Bears of long habit
Honeybear and Berrybear
Travels: State College, PA; Lock Haven, PA; Athens, GA; Many Farms, AZ; Farmington, NM; Ottawa, ON; Winnipeg, MB
Total miles traveled: 4880.67
When my brother and I were young children, someone gave us these two stuffed animals for Christmas. I wish I could remember who. All I know is that we were cautioned to be careful with them. They were Nice stuffed animals, and I recognized the name Gund on their tags. The Gotta Getta Gund ads were memorable enough that I recognized them from my mom’s magazines. I got a 1977 Collector’s Classic bear that I promptly called Honeybear. One of the things I liked best about him was that you could barely see his eyes when he got good and fuzzy from very uncareful use. My brother got the 1978 Collector’s Classic shown above, and was not interested in it at all. Mixed in among the bear’s varying brown fur-strands were the occasional maroon bits, so I named him Berrybear and took him for my own. I liked the idea of the pair of them staying together, anyway.

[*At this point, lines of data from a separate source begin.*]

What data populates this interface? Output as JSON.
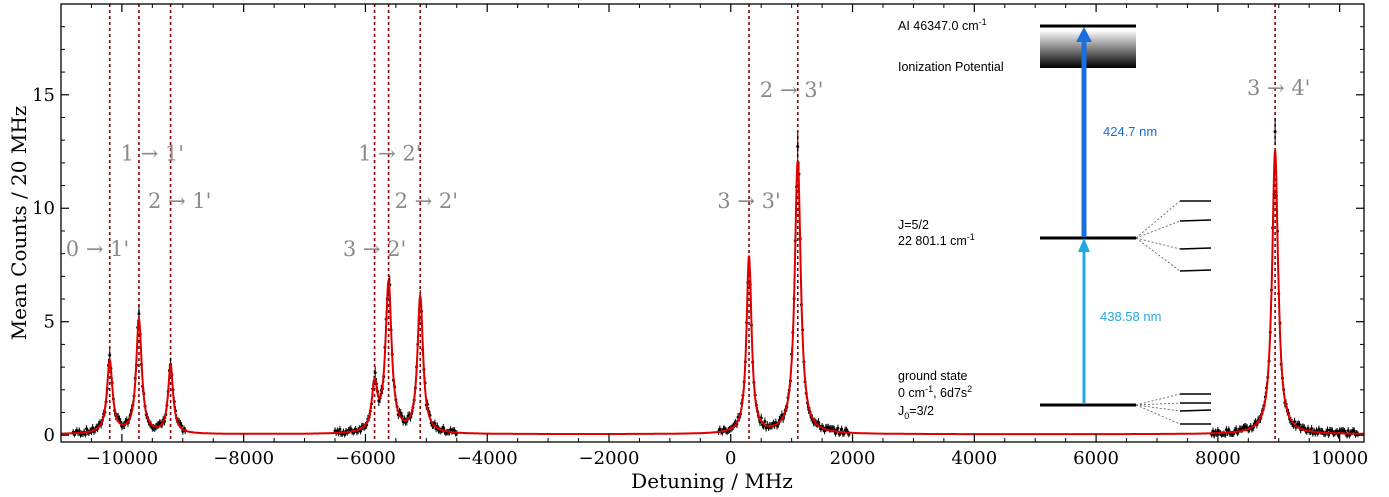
{
  "chart_data": {
    "type": "line",
    "xlabel": "Detuning / MHz",
    "ylabel": "Mean Counts / 20 MHz",
    "xlim": [
      -11000,
      10400
    ],
    "ylim": [
      -0.3,
      19.0
    ],
    "x_ticks": [
      -10000,
      -8000,
      -6000,
      -4000,
      -2000,
      0,
      2000,
      4000,
      6000,
      8000,
      10000
    ],
    "x_tick_labels": [
      "−10000",
      "−8000",
      "−6000",
      "−4000",
      "−2000",
      "0",
      "2000",
      "4000",
      "6000",
      "8000",
      "10000"
    ],
    "y_ticks": [
      0,
      5,
      10,
      15
    ],
    "y_tick_labels": [
      "0",
      "5",
      "10",
      "15"
    ],
    "fit_color": "#dd0000",
    "marker_color": "#000000",
    "peaks": [
      {
        "center": -10200,
        "height": 3.2,
        "width": 55,
        "label": "0 → 1'",
        "label_x": -10400,
        "label_y": 7.9
      },
      {
        "center": -9720,
        "height": 5.0,
        "width": 55,
        "label": "1 → 1'",
        "label_x": -9500,
        "label_y": 12.1
      },
      {
        "center": -9200,
        "height": 3.0,
        "width": 50,
        "label": "2 → 1'",
        "label_x": -9050,
        "label_y": 10.0
      },
      {
        "center": -5850,
        "height": 2.0,
        "width": 55,
        "label": "3 → 2'",
        "label_x": -5850,
        "label_y": 7.9
      },
      {
        "center": -5620,
        "height": 6.6,
        "width": 60,
        "label": "1 → 2'",
        "label_x": -5600,
        "label_y": 12.1
      },
      {
        "center": -5100,
        "height": 6.0,
        "width": 55,
        "label": "2 → 2'",
        "label_x": -5000,
        "label_y": 10.0
      },
      {
        "center": 300,
        "height": 7.8,
        "width": 50,
        "label": "3 → 3'",
        "label_x": 300,
        "label_y": 10.0
      },
      {
        "center": 1100,
        "height": 12.0,
        "width": 60,
        "label": "2 → 3'",
        "label_x": 1000,
        "label_y": 14.9
      },
      {
        "center": 8940,
        "height": 12.5,
        "width": 60,
        "label": "3 → 4'",
        "label_x": 9000,
        "label_y": 15.0
      }
    ],
    "vlines": [
      -10200,
      -9720,
      -9200,
      -5850,
      -5620,
      -5100,
      300,
      1100,
      8940
    ],
    "data_segments": [
      [
        -10800,
        -8950
      ],
      [
        -6500,
        -4500
      ],
      [
        -200,
        1950
      ],
      [
        7900,
        10300
      ]
    ]
  },
  "inset": {
    "ai_label": "AI  46347.0 cm",
    "ai_sup": "-1",
    "ip_label": "Ionization Potential",
    "blue_wavelength": "424.7 nm",
    "blue_color": "#1a6fe0",
    "j_label": "J=5/2",
    "j_energy": "22 801.1 cm",
    "j_energy_sup": "-1",
    "cyan_wavelength": "438.58 nm",
    "cyan_color": "#22a9e0",
    "gs_label": "ground state",
    "gs_line2_a": "0 cm",
    "gs_line2_sup": "-1",
    "gs_line2_b": ", 6d7s",
    "gs_line2_sup2": "2",
    "gs_line3_a": "J",
    "gs_line3_sub": "0",
    "gs_line3_b": "=3/2"
  }
}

For their first few years, I played with them only occasionally, and they mostly lived in the middle strata of a large toybox. When I was a little older, I got into the habit of setting them out on my bed for the day like girls did on TV shows. After a few more years had passed, they lived in my closet, because I was far too mature to have stuffed animals. Then they came back to the bed as soft fluffy irony bombs, because—yes—I was far too mature to have stuffed animals.

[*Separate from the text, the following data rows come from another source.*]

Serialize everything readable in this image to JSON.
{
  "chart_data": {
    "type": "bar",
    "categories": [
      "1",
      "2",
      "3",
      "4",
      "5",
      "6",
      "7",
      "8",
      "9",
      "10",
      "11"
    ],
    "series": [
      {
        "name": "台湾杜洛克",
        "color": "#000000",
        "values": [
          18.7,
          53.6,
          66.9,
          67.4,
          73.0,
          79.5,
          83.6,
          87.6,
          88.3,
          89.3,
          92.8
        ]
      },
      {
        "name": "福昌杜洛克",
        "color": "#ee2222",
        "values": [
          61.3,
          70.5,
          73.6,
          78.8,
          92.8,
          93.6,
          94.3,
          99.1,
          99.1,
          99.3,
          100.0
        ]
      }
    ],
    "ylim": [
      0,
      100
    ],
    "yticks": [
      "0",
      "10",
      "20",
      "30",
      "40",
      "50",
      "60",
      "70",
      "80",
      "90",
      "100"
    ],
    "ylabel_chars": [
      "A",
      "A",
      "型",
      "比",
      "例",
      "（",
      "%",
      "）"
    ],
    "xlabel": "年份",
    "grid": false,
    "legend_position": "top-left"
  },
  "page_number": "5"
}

I brought them with me when I left for my first apartment, and they have traveled with me ever since. Once again, they were usually relegated to boxes, but they came out from time to time when I wanted some sort of nebulous comfort that only they could provide. Sometimes they sat on display in corners that seemed to want a little something soft. They have starred in their own Adventures of Two Stuffed Bears puppet shows when I was in college. My first cat developed an intense attachment to Berrybear and would snuggle up with him for naps. Every time I packed a box to move to a new place, I considered tossing them or passing them on to someone else. But then I would use them to cushion a box full of breakables and before I knew it, I’d be in a new place, wondering yet again why I was keeping these bears.
A few years ago my husband, who never ever ever gets sick, picked up a hideous virus and wound up in bed for a few days. I brought him cough drops and hot tea and mostly left him alone to sleep away his illness. At one point I teased, “Do you want me to bring Berrybear to keep you company?”

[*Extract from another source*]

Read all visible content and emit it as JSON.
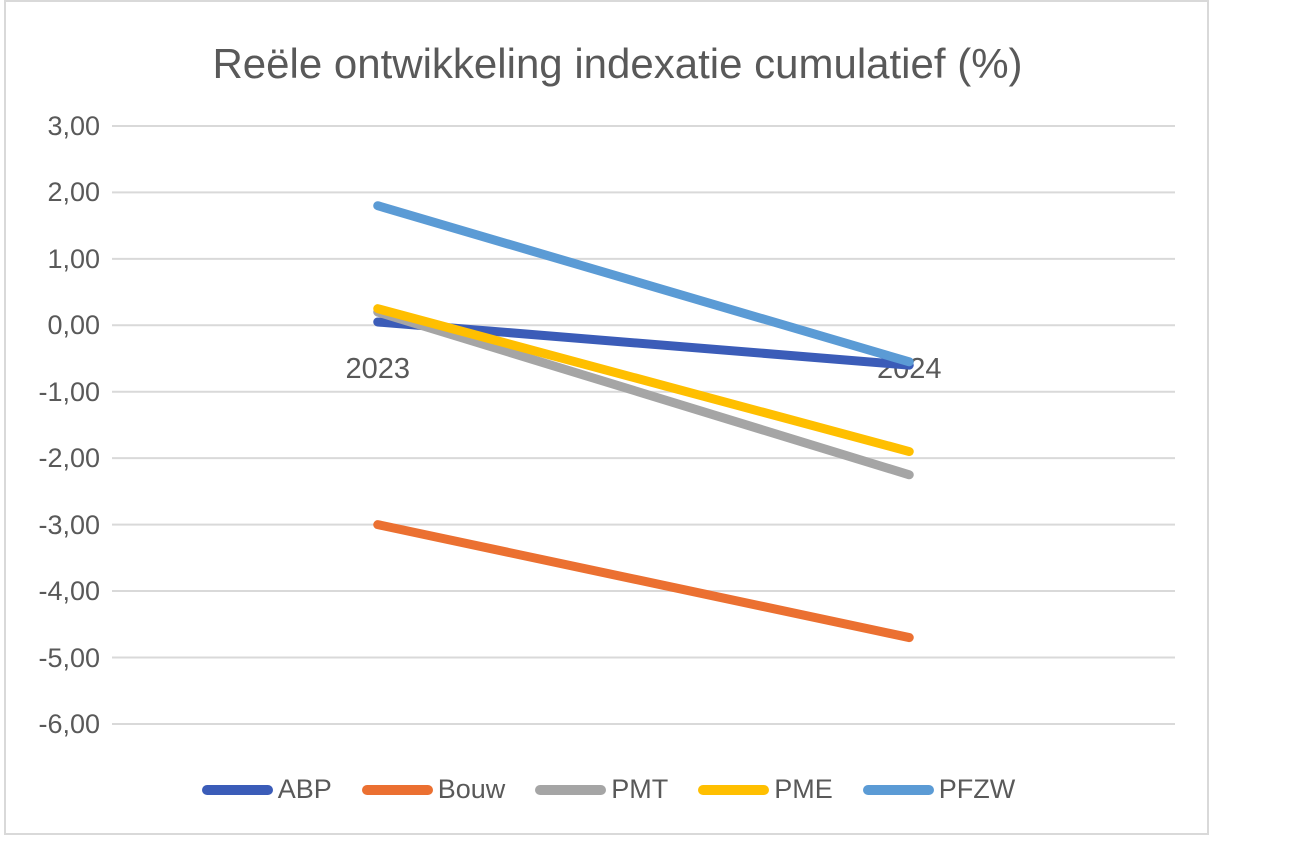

“Yes,” he said. And he was probably teasing too, but I did it anyway. At one point I had tied a red kerchief on Berrybear’s head—a gift from a Pirates of the Caribbean kids’ meal. He looked rakish and weird, but he remained seated right next to the tissues for the duration.

We moved to a new house in February, and unpacking is going slowly. I found Honeybear first, his nose smashed in and his eyes obscured. He’s not quite Grumpy Cat, but if he were sentient he would probably be somewhere between unimpressed that he was packed separately from Berrybear and piqued that I can’t explain why I still have them when the answer is so obvious. Some loves are instant and make sense, and some loves grow on you the way family does, through proximity and consistency. As strange as I know it sounds, these bears are family by now.